Parametric Investigation of Corner Effect on Soil Nailed Walls and Prediction Using Machine Learning Methods

Abstract

The performance of soil nailed walls is evaluated based on lateral displacements, especially in high walls. In this study, the displacement behavior of nailed walls, which are frequently preferred in retaining wall systems in hard clayey soils, was examined by taking into account the corner effect. The nailed wall model was created using Plaxis 2D v.23, and the performance of the model was verified with the results of inclinometer measurements taken on-site. To assess the influence of excavation pit dimensions on the corner effect, 25 three-dimensional and 25 plane-strain slice models were created using Plaxis 3D v.23, and the effect of excavation pit dimensions on the plane-strain ratio (PSR) was determined. Then, analysis studies were carried out by creating 336 3D and 336 plane-strain slice models with variable parameters, such as slope angle (beta), wall angle (alpha), nail length (L/H), excavation depth (H), and distance from the corner (xH).
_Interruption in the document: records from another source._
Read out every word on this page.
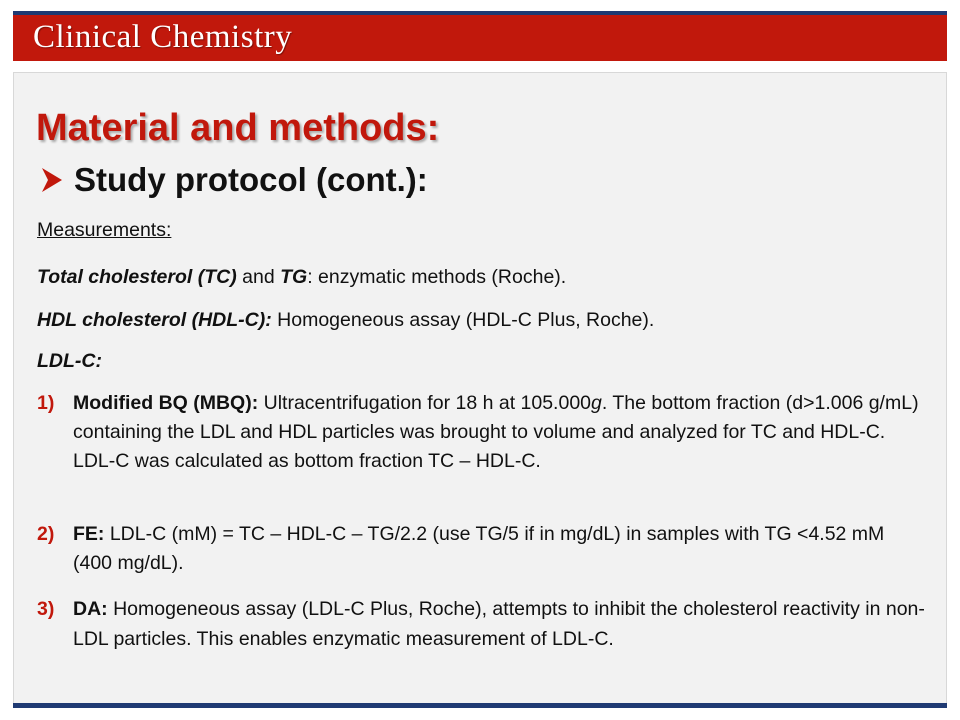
Clinical Chemistry
Material and methods:
Study protocol (cont.):
Measurements:
Total cholesterol (TC) and TG: enzymatic methods (Roche).
HDL cholesterol (HDL-C): Homogeneous assay (HDL-C Plus, Roche).
LDL-C:
1) Modified BQ (MBQ): Ultracentrifugation for 18 h at 105.000g. The bottom fraction (d>1.006 g/mL) containing the LDL and HDL particles was brought to volume and analyzed for TC and HDL-C. LDL-C was calculated as bottom fraction TC – HDL-C.
2) FE: LDL-C (mM) = TC – HDL-C – TG/2.2 (use TG/5 if in mg/dL) in samples with TG <4.52 mM (400 mg/dL).
3) DA: Homogeneous assay (LDL-C Plus, Roche), attempts to inhibit the cholesterol reactivity in non-LDL particles. This enables enzymatic measurement of LDL-C.
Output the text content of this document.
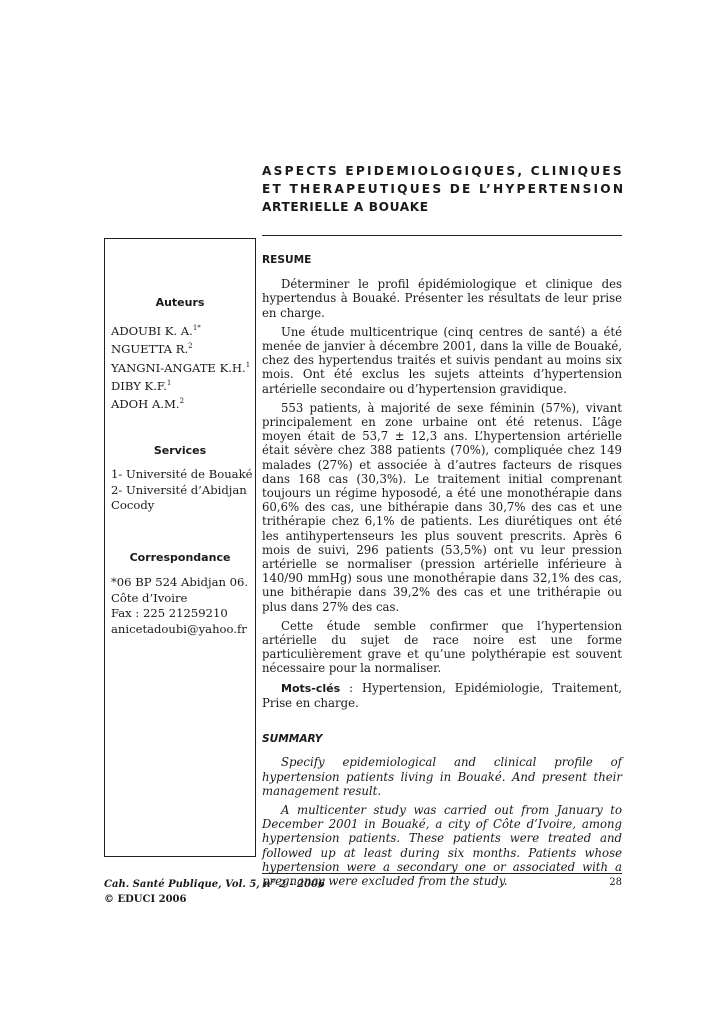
ASPECTS EPIDEMIOLOGIQUES, CLINIQUES
ET THERAPEUTIQUES DE L’HYPERTENSION
ARTERIELLE A BOUAKE
Auteurs
ADOUBI K. A.$^{1*}$
NGUETTA R.$^2$
YANGNI-ANGATE K.H.$^1$
DIBY K.F.$^1$
ADOH A.M.$^2$
Services
1- Université de Bouaké
2- Université d’Abidjan
Cocody
Correspondance
*06 BP 524 Abidjan 06.
Côte d’Ivoire
Fax : 225 21259210
anicetadoubi@yahoo.fr
RESUME

Déterminer le profil épidémiologique et clinique des hypertendus à Bouaké. Présenter les résultats de leur prise en charge.

Une étude multicentrique (cinq centres de santé) a été menée de janvier à décembre 2001, dans la ville de Bouaké, chez des hypertendus traités et suivis pendant au moins six mois. Ont été exclus les sujets atteints d’hypertension artérielle secondaire ou d’hypertension gravidique.

553 patients, à majorité de sexe féminin (57%), vivant principalement en zone urbaine ont été retenus. L’âge moyen était de 53,7 ± 12,3 ans. L’hypertension artérielle était sévère chez 388 patients (70%), compliquée chez 149 malades (27%) et associée à d’autres facteurs de risques dans 168 cas (30,3%). Le traitement initial comprenant toujours un régime hyposodé, a été une monothérapie dans 60,6% des cas, une bithérapie dans 30,7% des cas et une trithérapie chez 6,1% de patients. Les diurétiques ont été les antihypertenseurs les plus souvent prescrits. Après 6 mois de suivi, 296 patients (53,5%) ont vu leur pression artérielle se normaliser (pression artérielle inférieure à 140/90 mmHg) sous une monothérapie dans 32,1% des cas, une bithérapie dans 39,2% des cas et une trithérapie ou plus dans 27% des cas.

Cette étude semble confirmer que l’hypertension artérielle du sujet de race noire est une forme particulièrement grave et qu’une polythérapie est souvent nécessaire pour la normaliser.

Mots-clés : Hypertension, Epidémiologie, Traitement, Prise en charge.

SUMMARY

Specify epidemiological and clinical profile of hypertension patients living in Bouaké. And present their management result.

A multicenter study was carried out from January to December 2001 in Bouaké, a city of Côte d’Ivoire, among hypertension patients. These patients were treated and followed up at least during six months. Patients whose hypertension were a secondary one or associated with a pregnancy were excluded from the study.

Cah. Santé Publique, Vol. 5, n° 2 - 2006
© EDUCI 2006
28
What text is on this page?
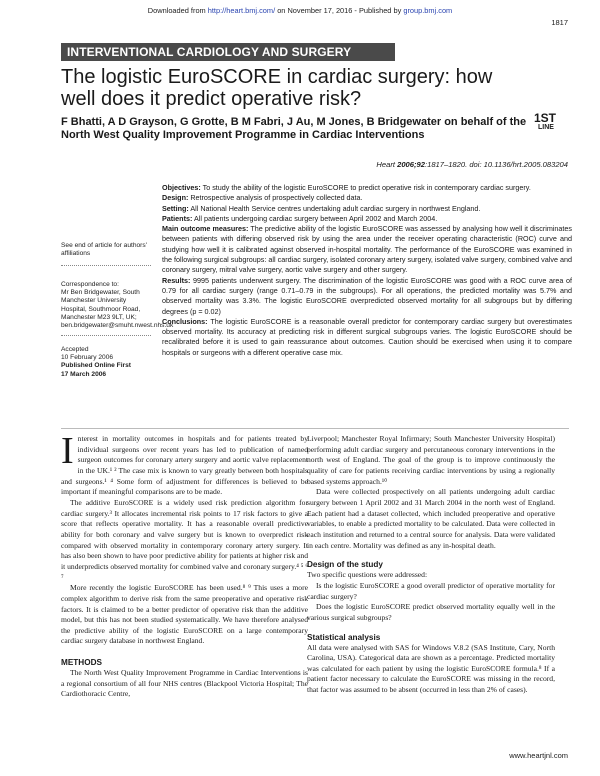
Downloaded from http://heart.bmj.com/ on November 17, 2016 - Published by group.bmj.com
1817
INTERVENTIONAL CARDIOLOGY AND SURGERY
The logistic EuroSCORE in cardiac surgery: how well does it predict operative risk?
F Bhatti, A D Grayson, G Grotte, B M Fabri, J Au, M Jones, B Bridgewater on behalf of the North West Quality Improvement Programme in Cardiac Interventions
1ST
LINE
Heart 2006;92:1817–1820. doi: 10.1136/hrt.2005.083204

Objectives: To study the ability of the logistic EuroSCORE to predict operative risk in contemporary cardiac surgery.

Design: Retrospective analysis of prospectively collected data.

Setting: All National Health Service centres undertaking adult cardiac surgery in northwest England.

Patients: All patients undergoing cardiac surgery between April 2002 and March 2004.

Main outcome measures: The predictive ability of the logistic EuroSCORE was assessed by analysing how well it discriminates between patients with differing observed risk by using the area under the receiver operating characteristic (ROC) curve and studying how well it is calibrated against observed in-hospital mortality. The performance of the EuroSCORE was examined in the following surgical subgroups: all cardiac surgery, isolated coronary artery surgery, isolated valve surgery, combined valve and coronary surgery, mitral valve surgery, aortic valve surgery and other surgery.

Results: 9995 patients underwent surgery. The discrimination of the logistic EuroSCORE was good with a ROC curve area of 0.79 for all cardiac surgery (range 0.71–0.79 in the subgroups). For all operations, the predicted mortality was 5.7% and observed mortality was 3.3%. The logistic EuroSCORE overpredicted observed mortality for all subgroups but by differing degrees (p = 0.02)

Conclusions: The logistic EuroSCORE is a reasonable overall predictor for contemporary cardiac surgery but overestimates observed mortality. Its accuracy at predicting risk in different surgical subgroups varies. The logistic EuroSCORE should be recalibrated before it is used to gain reassurance about outcomes. Caution should be exercised when using it to compare hospitals or surgeons with a different operative case mix.

See end of article for authors' affiliations

Correspondence to:

Mr Ben Bridgewater, South Manchester University Hospital, Southmoor Road, Manchester M23 9LT, UK; ben.bridgewater@smuht.nwest.nhs.uk

Accepted

10 February 2006

Published Online First

17 March 2006

Interest in mortality outcomes in hospitals and for patients treated by individual surgeons over recent years has led to publication of named surgeon outcomes for coronary artery surgery and aortic valve replacement in the UK.¹ ² The case mix is known to vary greatly between both hospitals and surgeons.¹ ⁴ Some form of adjustment for differences is believed to be important if meaningful comparisons are to be made.

The additive EuroSCORE is a widely used risk prediction algorithm for cardiac surgery.³ It allocates incremental risk points to 17 risk factors to give a score that reflects operative mortality. It has a reasonable overall predictive ability for both coronary and valve surgery but is known to overpredict risk compared with observed mortality in contemporary coronary artery surgery. It has also been shown to have poor predictive ability for patients at higher risk and it underpredicts observed mortality for combined valve and coronary surgery.⁴ ⁵ ⁶ ⁷

More recently the logistic EuroSCORE has been used.⁸ ⁹ This uses a more complex algorithm to derive risk from the same preoperative and operative risk factors. It is claimed to be a better predictor of operative risk than the additive model, but this has not been studied systematically. We have therefore analysed the predictive ability of the logistic EuroSCORE on a large contemporary cardiac surgery database in northwest England.

METHODS

The North West Quality Improvement Programme in Cardiac Interventions is a regional consortium of all four NHS centres (Blackpool Victoria Hospital; The Cardiothoracic Centre,

Liverpool; Manchester Royal Infirmary; South Manchester University Hospital) performing adult cardiac surgery and percutaneous coronary interventions in the north west of England. The goal of the group is to improve continuously the quality of care for patients receiving cardiac interventions by using a regionally based systems approach.¹⁰

Data were collected prospectively on all patients undergoing adult cardiac surgery between 1 April 2002 and 31 March 2004 in the north west of England. Each patient had a dataset collected, which included preoperative and operative variables, to enable a predicted mortality to be calculated. Data were collected in each institution and returned to a central source for analysis. Data were validated in each centre. Mortality was defined as any in-hospital death.

Design of the study

Two specific questions were addressed:

Is the logistic EuroSCORE a good overall predictor of operative mortality for cardiac surgery?

Does the logistic EuroSCORE predict observed mortality equally well in the various surgical subgroups?

Statistical analysis

All data were analysed with SAS for Windows V.8.2 (SAS Institute, Cary, North Carolina, USA). Categorical data are shown as a percentage. Predicted mortality was calculated for each patient by using the logistic EuroSCORE formula.⁸ If a patient factor necessary to calculate the EuroSCORE was missing in the record, that factor was assumed to be absent (occurred in less than 2% of cases).

www.heartjnl.com
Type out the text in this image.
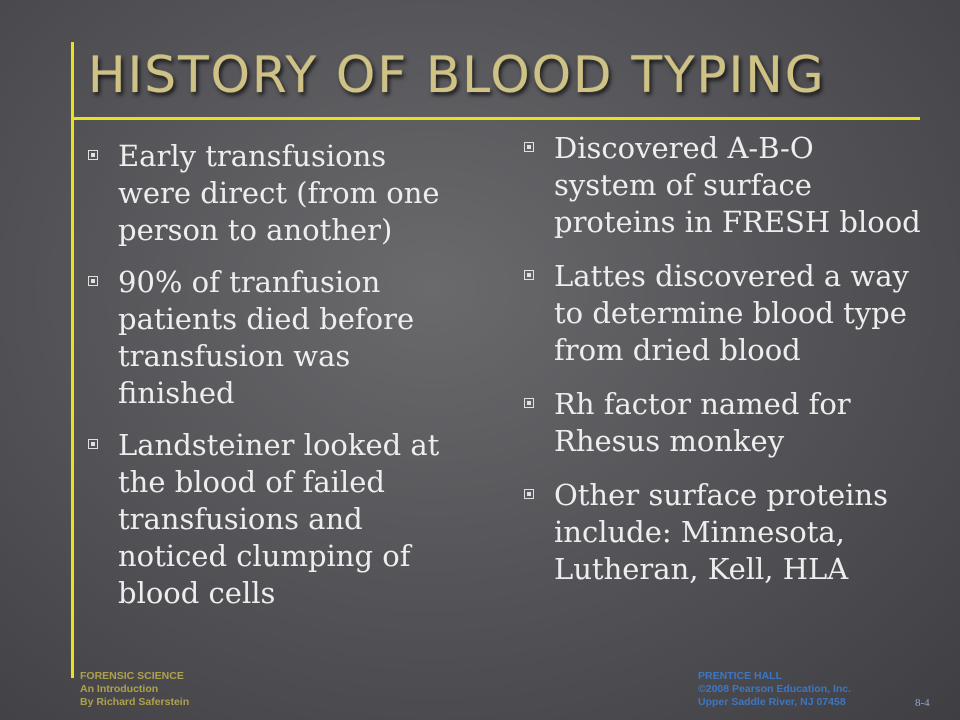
HISTORY OF BLOOD TYPING
Early transfusions were direct (from one person to another)
90% of tranfusion patients died before transfusion was finished
Landsteiner looked at the blood of failed transfusions and noticed clumping of blood cells
Discovered A-B-O system of surface proteins in FRESH blood
Lattes discovered a way to determine blood type from dried blood
Rh factor named for Rhesus monkey
Other surface proteins include: Minnesota, Lutheran, Kell, HLA
FORENSIC SCIENCE
An Introduction
By Richard Saferstein
PRENTICE HALL
©2008 Pearson Education, Inc.
Upper Saddle River, NJ 07458	8-4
Its effects on PSR were determined. The interactions of the parameters with each other and PSR estimation were evaluated using machine learning (ML) methods: artificial neural networks (ANN), classifical and regression tree (CART), support vector regression (SVR), extreme gradient boosting (XGBoost). The proposed ML prediction methods and PSR results were compared with performance metrics and reliable results were obtained.